The premise of real estate investing holds a lot of promise, but it can also be a daunting endeavor. While only 4.3% of single-family houses owned by investors were vacant during the first quarter of 2016, a favorable market doesn’t automatically equal success. New investors need to make a point to avoid some of the most common (and costly) mistakes early on. If you want to prosper in this industry, the following five tips can be a great place to start.
- Do your research
We cannot stress this enough: you cannot afford to go into this new venture blindly. You must have a strong understanding of the market in which you’re looking to invest and constantly strive to stay up-to-date. Market conditions can change rapidly as the economy grows and diminishes. There are always going to be emerging property trends and shifting demographics to contend with. Make sure all of the decisions you make are informed ones. Otherwise, you may end up losing big time.
- Don’t underestimate your expenses
Every property owner has a tendency to underestimate ongoing expenses.
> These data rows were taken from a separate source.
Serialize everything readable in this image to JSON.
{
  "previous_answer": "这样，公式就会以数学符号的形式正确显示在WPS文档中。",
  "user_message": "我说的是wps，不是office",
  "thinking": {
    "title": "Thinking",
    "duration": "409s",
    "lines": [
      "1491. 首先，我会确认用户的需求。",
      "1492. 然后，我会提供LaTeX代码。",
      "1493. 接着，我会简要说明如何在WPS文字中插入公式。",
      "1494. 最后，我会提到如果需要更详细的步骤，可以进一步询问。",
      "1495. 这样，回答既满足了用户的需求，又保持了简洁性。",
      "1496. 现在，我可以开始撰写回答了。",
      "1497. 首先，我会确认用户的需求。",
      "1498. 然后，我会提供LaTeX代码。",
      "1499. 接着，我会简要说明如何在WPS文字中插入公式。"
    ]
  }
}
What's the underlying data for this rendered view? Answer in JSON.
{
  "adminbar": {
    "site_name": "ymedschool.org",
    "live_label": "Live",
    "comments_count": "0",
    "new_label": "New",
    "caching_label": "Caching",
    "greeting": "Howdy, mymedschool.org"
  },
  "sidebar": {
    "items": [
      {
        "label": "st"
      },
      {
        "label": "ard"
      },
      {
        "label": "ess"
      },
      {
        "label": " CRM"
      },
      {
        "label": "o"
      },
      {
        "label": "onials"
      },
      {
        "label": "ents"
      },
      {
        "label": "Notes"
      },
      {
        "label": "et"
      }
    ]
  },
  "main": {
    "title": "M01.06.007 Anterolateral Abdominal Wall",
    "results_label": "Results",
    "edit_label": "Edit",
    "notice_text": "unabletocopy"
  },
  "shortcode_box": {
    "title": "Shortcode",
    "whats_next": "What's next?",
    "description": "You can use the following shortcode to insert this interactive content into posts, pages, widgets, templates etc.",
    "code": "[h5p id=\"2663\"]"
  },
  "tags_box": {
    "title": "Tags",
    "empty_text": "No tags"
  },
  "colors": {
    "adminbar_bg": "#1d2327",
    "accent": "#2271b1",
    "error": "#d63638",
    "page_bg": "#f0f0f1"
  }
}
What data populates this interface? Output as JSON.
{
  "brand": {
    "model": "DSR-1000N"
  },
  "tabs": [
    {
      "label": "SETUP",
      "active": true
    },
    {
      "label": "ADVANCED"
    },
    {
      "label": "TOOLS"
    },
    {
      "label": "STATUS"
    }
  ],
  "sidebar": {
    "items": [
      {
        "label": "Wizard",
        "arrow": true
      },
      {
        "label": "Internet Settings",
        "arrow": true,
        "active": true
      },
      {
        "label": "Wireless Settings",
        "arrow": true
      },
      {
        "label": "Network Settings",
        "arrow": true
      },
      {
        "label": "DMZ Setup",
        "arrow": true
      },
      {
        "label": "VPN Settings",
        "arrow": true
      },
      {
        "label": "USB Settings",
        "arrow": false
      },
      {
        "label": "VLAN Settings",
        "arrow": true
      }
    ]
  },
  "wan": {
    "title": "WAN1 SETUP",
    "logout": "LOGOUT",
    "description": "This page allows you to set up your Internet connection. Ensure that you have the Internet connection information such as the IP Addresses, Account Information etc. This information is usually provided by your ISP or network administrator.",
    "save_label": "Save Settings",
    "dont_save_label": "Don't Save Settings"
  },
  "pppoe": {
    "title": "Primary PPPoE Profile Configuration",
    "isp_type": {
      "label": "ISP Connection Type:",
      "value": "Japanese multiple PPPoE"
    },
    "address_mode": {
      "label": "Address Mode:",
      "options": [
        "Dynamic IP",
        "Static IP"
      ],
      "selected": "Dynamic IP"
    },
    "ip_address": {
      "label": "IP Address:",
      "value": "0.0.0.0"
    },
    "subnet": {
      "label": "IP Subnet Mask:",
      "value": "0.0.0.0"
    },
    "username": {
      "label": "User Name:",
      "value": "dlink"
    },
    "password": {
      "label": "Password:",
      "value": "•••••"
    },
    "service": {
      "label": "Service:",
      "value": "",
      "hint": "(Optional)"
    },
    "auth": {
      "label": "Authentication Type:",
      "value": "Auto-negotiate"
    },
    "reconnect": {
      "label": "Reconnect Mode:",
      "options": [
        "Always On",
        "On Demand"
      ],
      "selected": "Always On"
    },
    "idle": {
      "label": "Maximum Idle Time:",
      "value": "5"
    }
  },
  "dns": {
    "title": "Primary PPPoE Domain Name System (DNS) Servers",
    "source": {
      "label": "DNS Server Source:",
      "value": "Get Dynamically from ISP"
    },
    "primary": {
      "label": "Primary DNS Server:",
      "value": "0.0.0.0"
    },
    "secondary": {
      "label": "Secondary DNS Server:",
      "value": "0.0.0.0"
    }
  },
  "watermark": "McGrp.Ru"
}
If you’re not careful, you could end up being stuck with huge hidden costs — particularly when purchasing older single-family homes. While you can’t escape maintenance costs and some repairs, don’t take on a property that could derail your budget. Keep in mind that extensive remodeling and repairs could really impact your ability to find a tenant. The longer it takes to complete these projects, the more rent you’ll lose out on. When looking at properties to purchase, make sure you aren’t biting off more than you can chew (or feasibly pay for).
- Remember to network
While real estate investing may appeal to lone wolves, you’ll still need to make contacts to be successful. Don’t be afraid to attend networking events, find local real estate association meetings, and build relationships with others in your field. Members of these groups can provide valuable information and be of great value down the road. When you need a recommendation for a contractor or a property manager — or if you need to buy or sell a particular piece of property — these individuals will be a great resource. If you attend seminars, workshops, and even webinars, you’ll be able to continue your education while meeting experienced investors from all across the country.
- Focus on your taxes
First of all, make sure that you’re taking advantage of all possible tax benefits. By purchasing your own home prior to buying an investment property, for example, you’ll be able to take advantage of tax incentives. Working with an experienced accountant is a must here, since there are probably some other ways you can save money on your taxes as well (such as write-offs and passive losses). Since there are going to be some major changes to tax laws over the next few years, your accountant’s expertise will be priceless here.
- Surround yourself with a trustworthy team
Remember what we said earlier about building relationships? Some of the most important relationships you’ll need to build are with your core team members. This includes your accountant, general contractor, developer, broker, co-investors, and more. Make sure that you can trust these individuals implicitly and that you don’t bring anyone into the fold you’re on the fence about. Note that even though you may trust your close friends and family members, that doesn’t mean you should work with them. It can be tough to conduct business the way you really want (and need) to when you’re worried about hurting these relationships.
- Do your research
Real estate investment certainly isn’t a simple venture, but it can be one that’s endlessly rewarding. As long as you keep these tips in mind, you’ll be well on your way to developing a promising future.